The Review Panel makes the case for a radical reshaping of the way that intrusive investigative techniques using the Internet and digital data are authorised that is fully compliant with the human rights framework.

It recommends that requests for interception for the prevention and detection of serious crime in future be authorised by a senior judge, and that the warrants that are signed by Secretaries of State for purposes relating to national security (including counter-terrorism) should in future all be subject to judicial scrutiny, according to arrangements set out in the report.

That represents a significant strengthening of the present system of safeguards.

The Review examined the powerful digital techniques available to the intelligence agencies and police and accepts that they are needed.

The members of the panel are, however, unanimous in their view that the state should always be reluctant to invade the privacy of its citizens in an open society; it should never be a matter of routine.  Intrusion into the privacy of the citizen is something about which the secret part of the state should rightly feel unease.

Like other recent reviews, the ISR highlights inadequacies in law and oversight and calls for urgent new legislation in this session of Parliament to provide a new democratic mandate for digital intelligence. The present arrangements are too complex to be understood by the citizen and have contributed to a public credibility gap that must be addressed. The Review therefore sets out ten tests [See annex and report] that any new legislation must pass before it can be regarded as giving the police and the intelligence agencies a democratic licence to operate.

Launching the report the Chairman of the Panel, Michael Clarke, said;

 ‘With our report, the third major study of this subject this year, the government has a golden opportunity to make a fresh start by introducing legislation that provides a clear and legally sound framework within which the police and intelligence agencies can confidently operate, knowing that at all times they will be respecting our human rights. There is at present no shortage of mechanisms that regulate the way the Government runs interception programmes, but they are complicated, overlapping and in some cases, creaky. There is a manifest need for new legislation. We have outlined ten tests that people in Britain should apply when they hear what the government proposes. If government proposals genuinely meet these criteria, the new legislation will be able to address justifiable public concerns, and  also allow the police and intelligence agencies to get on with their job.’
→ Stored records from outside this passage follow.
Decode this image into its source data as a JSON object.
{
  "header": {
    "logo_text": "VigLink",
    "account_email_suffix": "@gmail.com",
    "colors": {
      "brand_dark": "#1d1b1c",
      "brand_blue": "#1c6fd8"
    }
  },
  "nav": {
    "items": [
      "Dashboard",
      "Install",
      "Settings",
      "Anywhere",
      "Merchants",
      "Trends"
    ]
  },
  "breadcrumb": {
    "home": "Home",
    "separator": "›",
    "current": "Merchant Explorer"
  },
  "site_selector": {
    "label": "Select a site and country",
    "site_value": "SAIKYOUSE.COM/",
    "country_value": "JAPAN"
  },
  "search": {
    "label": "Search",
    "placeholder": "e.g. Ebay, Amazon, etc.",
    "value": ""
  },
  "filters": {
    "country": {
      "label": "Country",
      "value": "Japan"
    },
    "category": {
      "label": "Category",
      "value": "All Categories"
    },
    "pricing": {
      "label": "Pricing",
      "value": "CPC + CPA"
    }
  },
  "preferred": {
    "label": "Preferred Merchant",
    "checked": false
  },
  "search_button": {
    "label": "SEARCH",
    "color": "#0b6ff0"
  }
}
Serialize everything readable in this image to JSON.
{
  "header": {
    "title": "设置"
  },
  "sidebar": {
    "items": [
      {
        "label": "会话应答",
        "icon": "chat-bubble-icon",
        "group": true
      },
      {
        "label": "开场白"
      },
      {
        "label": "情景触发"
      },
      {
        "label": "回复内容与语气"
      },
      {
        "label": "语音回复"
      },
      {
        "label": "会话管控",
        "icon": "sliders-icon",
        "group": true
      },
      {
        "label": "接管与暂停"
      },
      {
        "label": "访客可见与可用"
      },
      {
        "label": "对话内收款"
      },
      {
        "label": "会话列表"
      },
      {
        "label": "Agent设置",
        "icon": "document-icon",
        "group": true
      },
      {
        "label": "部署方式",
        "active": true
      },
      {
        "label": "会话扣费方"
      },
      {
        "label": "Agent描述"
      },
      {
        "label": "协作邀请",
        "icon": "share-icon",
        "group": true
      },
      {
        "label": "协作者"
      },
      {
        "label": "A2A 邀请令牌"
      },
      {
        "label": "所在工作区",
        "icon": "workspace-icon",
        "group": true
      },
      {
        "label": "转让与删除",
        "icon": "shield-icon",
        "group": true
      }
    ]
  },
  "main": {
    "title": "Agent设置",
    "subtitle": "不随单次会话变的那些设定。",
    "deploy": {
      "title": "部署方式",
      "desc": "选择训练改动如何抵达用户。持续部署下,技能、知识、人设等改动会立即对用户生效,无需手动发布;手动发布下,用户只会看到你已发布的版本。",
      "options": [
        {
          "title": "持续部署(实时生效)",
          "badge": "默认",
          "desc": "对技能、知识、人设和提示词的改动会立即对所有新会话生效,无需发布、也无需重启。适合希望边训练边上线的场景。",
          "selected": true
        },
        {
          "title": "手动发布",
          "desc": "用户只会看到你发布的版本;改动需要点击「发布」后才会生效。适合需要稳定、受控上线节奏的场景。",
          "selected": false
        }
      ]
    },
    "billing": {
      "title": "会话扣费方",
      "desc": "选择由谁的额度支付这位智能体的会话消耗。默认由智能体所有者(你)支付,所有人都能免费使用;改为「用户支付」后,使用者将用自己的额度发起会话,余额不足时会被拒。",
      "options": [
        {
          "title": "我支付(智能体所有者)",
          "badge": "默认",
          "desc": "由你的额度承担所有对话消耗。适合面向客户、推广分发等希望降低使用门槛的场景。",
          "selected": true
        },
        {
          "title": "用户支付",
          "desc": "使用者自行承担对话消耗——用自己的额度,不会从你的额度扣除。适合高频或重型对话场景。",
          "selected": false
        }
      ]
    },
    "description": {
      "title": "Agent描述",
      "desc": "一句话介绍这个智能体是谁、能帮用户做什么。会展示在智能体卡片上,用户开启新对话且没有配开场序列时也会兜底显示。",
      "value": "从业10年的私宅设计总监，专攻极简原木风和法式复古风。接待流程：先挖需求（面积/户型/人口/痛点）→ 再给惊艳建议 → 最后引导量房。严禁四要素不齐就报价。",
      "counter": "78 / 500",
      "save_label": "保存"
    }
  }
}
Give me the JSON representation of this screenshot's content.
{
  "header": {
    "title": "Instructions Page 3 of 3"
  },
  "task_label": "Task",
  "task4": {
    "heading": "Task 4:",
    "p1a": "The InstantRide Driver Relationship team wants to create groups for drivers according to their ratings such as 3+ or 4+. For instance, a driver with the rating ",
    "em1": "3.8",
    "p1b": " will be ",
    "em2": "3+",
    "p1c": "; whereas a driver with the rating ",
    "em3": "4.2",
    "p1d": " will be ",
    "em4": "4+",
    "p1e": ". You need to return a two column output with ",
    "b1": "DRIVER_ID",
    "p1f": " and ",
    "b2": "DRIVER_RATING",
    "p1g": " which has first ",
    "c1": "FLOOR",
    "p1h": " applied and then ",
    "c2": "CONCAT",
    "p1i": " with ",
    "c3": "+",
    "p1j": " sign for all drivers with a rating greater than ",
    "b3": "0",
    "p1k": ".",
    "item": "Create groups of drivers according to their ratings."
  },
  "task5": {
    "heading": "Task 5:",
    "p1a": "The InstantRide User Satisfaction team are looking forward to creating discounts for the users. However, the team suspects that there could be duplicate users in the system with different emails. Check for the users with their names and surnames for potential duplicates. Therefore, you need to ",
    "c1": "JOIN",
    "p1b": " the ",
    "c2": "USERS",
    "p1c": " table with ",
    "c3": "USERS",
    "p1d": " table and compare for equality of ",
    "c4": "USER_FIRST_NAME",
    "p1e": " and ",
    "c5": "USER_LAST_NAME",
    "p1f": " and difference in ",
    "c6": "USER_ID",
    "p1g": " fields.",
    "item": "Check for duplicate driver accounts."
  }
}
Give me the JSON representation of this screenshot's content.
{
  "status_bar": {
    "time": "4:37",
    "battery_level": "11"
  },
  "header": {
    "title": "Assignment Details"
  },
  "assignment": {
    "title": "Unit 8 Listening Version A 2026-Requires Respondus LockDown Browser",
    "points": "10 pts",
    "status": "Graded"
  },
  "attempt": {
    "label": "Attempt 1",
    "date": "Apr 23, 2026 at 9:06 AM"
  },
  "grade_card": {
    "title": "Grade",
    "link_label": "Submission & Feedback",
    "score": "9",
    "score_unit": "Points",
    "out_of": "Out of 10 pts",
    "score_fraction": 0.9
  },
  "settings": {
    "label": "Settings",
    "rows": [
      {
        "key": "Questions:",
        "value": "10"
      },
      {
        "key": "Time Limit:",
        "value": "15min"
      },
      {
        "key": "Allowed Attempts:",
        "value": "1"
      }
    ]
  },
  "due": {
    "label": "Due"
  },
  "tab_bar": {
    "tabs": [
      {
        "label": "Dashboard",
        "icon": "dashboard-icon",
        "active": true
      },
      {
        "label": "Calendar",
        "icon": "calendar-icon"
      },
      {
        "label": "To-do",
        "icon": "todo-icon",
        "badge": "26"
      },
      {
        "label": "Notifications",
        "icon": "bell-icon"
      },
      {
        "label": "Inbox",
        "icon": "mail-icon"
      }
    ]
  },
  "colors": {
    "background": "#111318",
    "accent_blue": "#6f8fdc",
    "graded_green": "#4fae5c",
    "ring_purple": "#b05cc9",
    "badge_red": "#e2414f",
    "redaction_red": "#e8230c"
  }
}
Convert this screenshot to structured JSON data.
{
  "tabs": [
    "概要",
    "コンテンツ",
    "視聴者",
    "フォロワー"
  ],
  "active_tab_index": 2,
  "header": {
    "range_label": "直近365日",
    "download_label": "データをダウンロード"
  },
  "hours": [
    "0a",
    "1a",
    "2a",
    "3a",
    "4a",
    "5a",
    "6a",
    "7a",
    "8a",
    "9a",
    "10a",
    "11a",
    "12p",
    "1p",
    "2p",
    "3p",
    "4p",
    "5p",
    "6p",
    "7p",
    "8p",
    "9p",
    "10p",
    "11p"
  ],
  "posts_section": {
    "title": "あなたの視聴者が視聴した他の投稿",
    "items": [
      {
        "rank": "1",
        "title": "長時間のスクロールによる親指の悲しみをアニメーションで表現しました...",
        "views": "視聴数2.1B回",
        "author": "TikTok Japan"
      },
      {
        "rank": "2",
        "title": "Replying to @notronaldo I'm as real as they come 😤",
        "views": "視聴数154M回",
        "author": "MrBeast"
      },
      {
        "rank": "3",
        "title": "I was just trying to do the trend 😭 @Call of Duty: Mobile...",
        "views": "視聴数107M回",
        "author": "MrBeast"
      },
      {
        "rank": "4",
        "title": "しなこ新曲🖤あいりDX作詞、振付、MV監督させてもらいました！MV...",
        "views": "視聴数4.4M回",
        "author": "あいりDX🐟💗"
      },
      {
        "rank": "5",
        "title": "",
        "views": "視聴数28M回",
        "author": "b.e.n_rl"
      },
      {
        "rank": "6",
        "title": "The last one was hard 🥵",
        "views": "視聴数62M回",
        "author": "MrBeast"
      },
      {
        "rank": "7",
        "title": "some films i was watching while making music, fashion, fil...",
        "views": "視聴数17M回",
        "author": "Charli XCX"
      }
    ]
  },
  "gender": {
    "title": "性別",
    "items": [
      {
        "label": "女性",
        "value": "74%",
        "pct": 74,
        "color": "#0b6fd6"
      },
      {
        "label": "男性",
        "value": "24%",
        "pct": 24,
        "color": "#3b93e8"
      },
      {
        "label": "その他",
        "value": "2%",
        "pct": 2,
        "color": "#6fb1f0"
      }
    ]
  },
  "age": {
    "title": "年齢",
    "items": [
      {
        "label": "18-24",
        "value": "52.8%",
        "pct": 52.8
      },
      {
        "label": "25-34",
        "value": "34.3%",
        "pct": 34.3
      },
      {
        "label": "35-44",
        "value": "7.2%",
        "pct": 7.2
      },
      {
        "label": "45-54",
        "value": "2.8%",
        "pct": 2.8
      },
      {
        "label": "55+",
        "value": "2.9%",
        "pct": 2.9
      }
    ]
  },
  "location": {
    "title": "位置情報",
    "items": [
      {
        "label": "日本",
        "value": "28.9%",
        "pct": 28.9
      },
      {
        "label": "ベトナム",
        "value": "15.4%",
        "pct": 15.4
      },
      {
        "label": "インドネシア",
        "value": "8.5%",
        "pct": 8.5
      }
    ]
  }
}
To read responses from other Panel members, click here.

Watch launch event >

See photos from launch event >

Notes

  1. The Independent Surveillance Review was undertaken by RUSI at the request of the then Deputy Prime Minister partly as a response to the disclosures made by Edward Snowden in 2013. It follows reports by the Parliamentary Oversight Committee, the ISC, and by the reviewer of counter-terrorism legislation, David Anderson QC.
  2. The members of the panel are: Professor Heather Brooke; Mrs Lesley Cowley, OBE; Lord Jonathan Evans, KCB,DL; Baroness Lane Fox of Soho, CBE; Professor John Grieve, CBE QPM; Professor Dame Wendy Hall, DBE FRS FREng; Professor Lord Hennessy of Nympsfield, FBA; Professor Sir David Omand, GCB; Baroness O’Neill of Bengarve, CH, CBE, FBA,FRS; The Rt. Hon. the Lord Rooker; Sir John Scarlett KCMG OBE; Professor Ian Walden and Professor Michael Clarke, who chaired the Panel. Charlie Edwards acted as secretary to the Panel.
  3. RUSI is an independent think-tank for defence and security.